Concept Distillation from Strong to Weak Models via Hypotheses-to-Theories Prompting
Emmanuel Aboah Boateng, Cassiano O. Becker, Nabiha Asghar, Kabir Walia, Ashwin Srinivasan, Ehi Nosakhare, Soundar Srinivasan, Victor Dibia
TL;DR
The paper addresses the challenge of costly prompt engineering and model migration by proposing Concept Distillation (CD), a three-phase prompt-optimization framework that distills general concepts from a strong model to a weaker one via hypotheses-to-theories prompting. CD uses initialization, induction, and deduction/verification to generate, validate, and propagate transferable concepts that guide the weak model without fine-tuning. Empirical results on NL2Code and mathematical reasoning tasks show substantial performance gains across multiple weak models and strong cross-model transferability, with notable improvements such as Phi-3-mini-3.8B gaining up to 34% on HumanEval and Claude 2.1 approaching near-perfect accuracy. The approach offers a cost-efficient, scalable solution for prompt optimization and workload migration across evolving language-model landscapes.
Abstract
Hand-crafting high quality prompts to optimize the performance of language models is a complicated and labor-intensive process.

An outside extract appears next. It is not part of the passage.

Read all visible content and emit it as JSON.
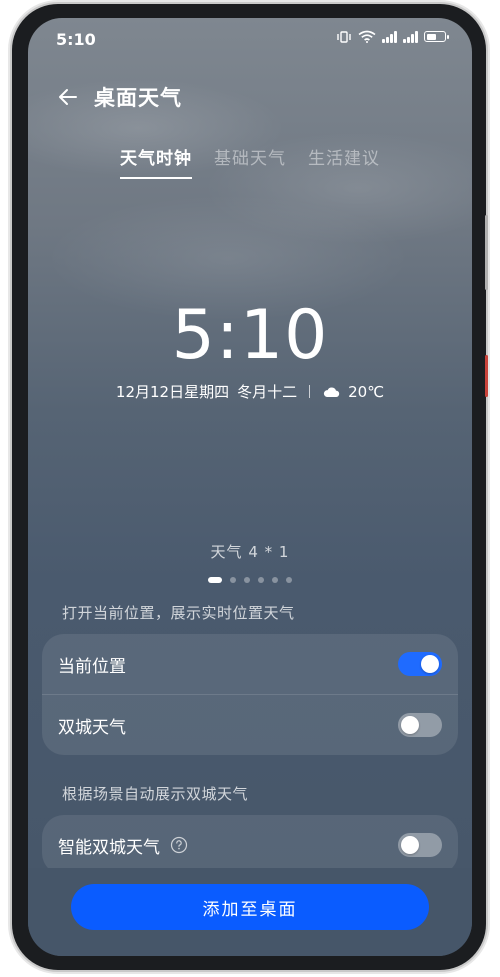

Furthermore, when migrating to newer, smaller, or weaker models (possibly due to latency or cost gains), prompts need to be updated to re-optimize the task performance. We propose Concept Distillation (CD), an automatic prompt optimization technique for enhancing weaker models on complex tasks. CD involves: (1) collecting mistakes made by weak models with a base prompt (initialization), (2) using a strong model to generate reasons for these mistakes and create rules/concepts for weak models (induction), and (3) filtering these rules based on validation set performance and integrating them into the base prompt (deduction/verification). We evaluated CD on NL2Code and mathematical reasoning tasks, observing significant performance boosts for small and weaker language models. Notably, Mistral-7B's accuracy on Multi-Arith increased by 20%, and Phi-3-mini-3.8B's accuracy on HumanEval rose by 34%. Compared to other automated methods, CD offers an effective, cost-efficient strategy for improving weak models' performance on complex tasks and enables seamless workload migration across different language models without compromising performance.